19 aprile 2013

Compie quindici anni di attività l'etichetta tedesca (ora con sede in Francia) Staubgold e per l'occasione ripubblica in vari formati l'intero catalogo - difficilmente rintracciabile altrimenti - dei 49 Americans, allegra brigata di musicisti, praticanti, parenti stretti e passanti casuali pescati da Andrew Brenner nelle fila del London Musicians' Collective e della scena post-punk londinese dei primi anni ottanta: tra questi Steve Beresford, Lol Coxhill, Max Eastley, Viv Albertine, Vivien Goldman, David Toop e Peter Cusack. Ricorda lo stesso Brenner: "The 49 Americans were an experiment in the pursuit of happiness. We were playing because we wanted to play, because we enjoyed being together and seeing what each other could do; musicians and non-musicians surprising each other. We did not take ourselves seriously, but we were serious about that. In the increasingly global market place, there is less and less room for individuals at the top. So we celebrated, not being at the top, but simply being together. Like the Statue of Liberty we held up a shining torch of self-entertainment! Saying: Have fun! Play! Participate! Everyone should be allowed to be an American. Like it says on the dollars: E pluribus unum!"

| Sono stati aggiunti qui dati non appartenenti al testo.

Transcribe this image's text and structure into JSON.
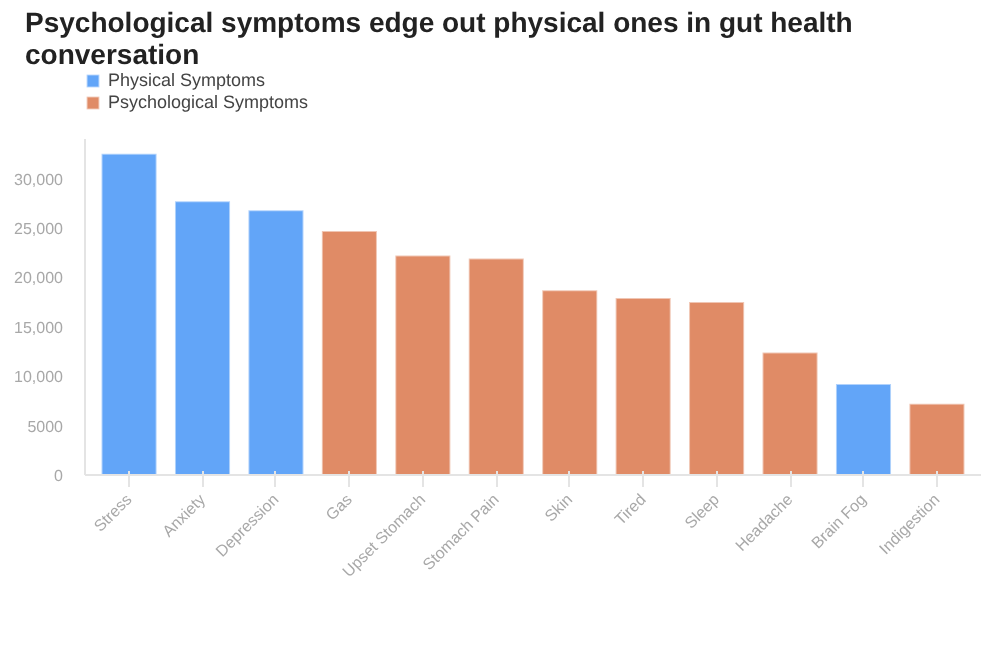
{
  "chart_data": {
    "type": "bar",
    "title": "Psychological symptoms edge out physical ones in gut health conversation",
    "categories": [
      "Stress",
      "Anxiety",
      "Depression",
      "Gas",
      "Upset Stomach",
      "Stomach Pain",
      "Skin",
      "Tired",
      "Sleep",
      "Headache",
      "Brain Fog",
      "Indigestion"
    ],
    "series": [
      {
        "name": "Physical Symptoms",
        "color": "#62a5f8",
        "values": [
          32500,
          27700,
          26800,
          null,
          null,
          null,
          null,
          null,
          null,
          null,
          9200,
          null
        ]
      },
      {
        "name": "Psychological Symptoms",
        "color": "#e08b66",
        "values": [
          null,
          null,
          null,
          24700,
          22200,
          21900,
          18700,
          17900,
          17500,
          12400,
          null,
          7200
        ]
      }
    ],
    "stacked": true,
    "ylim": [
      0,
      34000
    ],
    "yticks": [
      0,
      {
        "value": 5000,
        "label": "5000"
      },
      {
        "value": 10000,
        "label": "10,000"
      },
      {
        "value": 15000,
        "label": "15,000"
      },
      {
        "value": 20000,
        "label": "20,000"
      },
      {
        "value": 25000,
        "label": "25,000"
      },
      {
        "value": 30000,
        "label": "30,000"
      }
    ],
    "grid": false,
    "legend": "top left"
  }
}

A sottolineare l'iniziativa della Staubgold è in programma una festosa rimpatriata, per chi c'è, al Cafe Oto il prossimo 4 giugno: http://www.cafeoto.co.uk/the-49-americans.shtm

This ragtag group is quintessentially the most distilled example of the anything-goes, tear-up-the-rulebook fire of the DIY era that was sparked by the punks, yet ultimately fanned by a cross-section of youths, scholars, and intellectuals who sought to truly create something fresh. The 49 Americans was the brainchild of Andrew Brenner, an American expat in London who ended up assembling the ensemble from members of the city's underground rock community (including members of the Slits and Alternative TV) as well as the London Musicians' Collective, a group who counted among their ranks some of the London area's most talented, innovative, and controversial experimental musicians. Brenner also included a number of his close non-musician friends, and the 'band' set out to simply record for fun; with such a wide stylistic net, they could literally attempt anything, and their enthusiasm and joy is what makes their discography so special - it sounds unlike anything else of its era, though its closest contextual ancestors would probably be the Flying Lizards, mainly due to the key involvement of Steve Beresford and David Toop, both of whom played in the Lizards, as well as their General Strike bedroom dub project.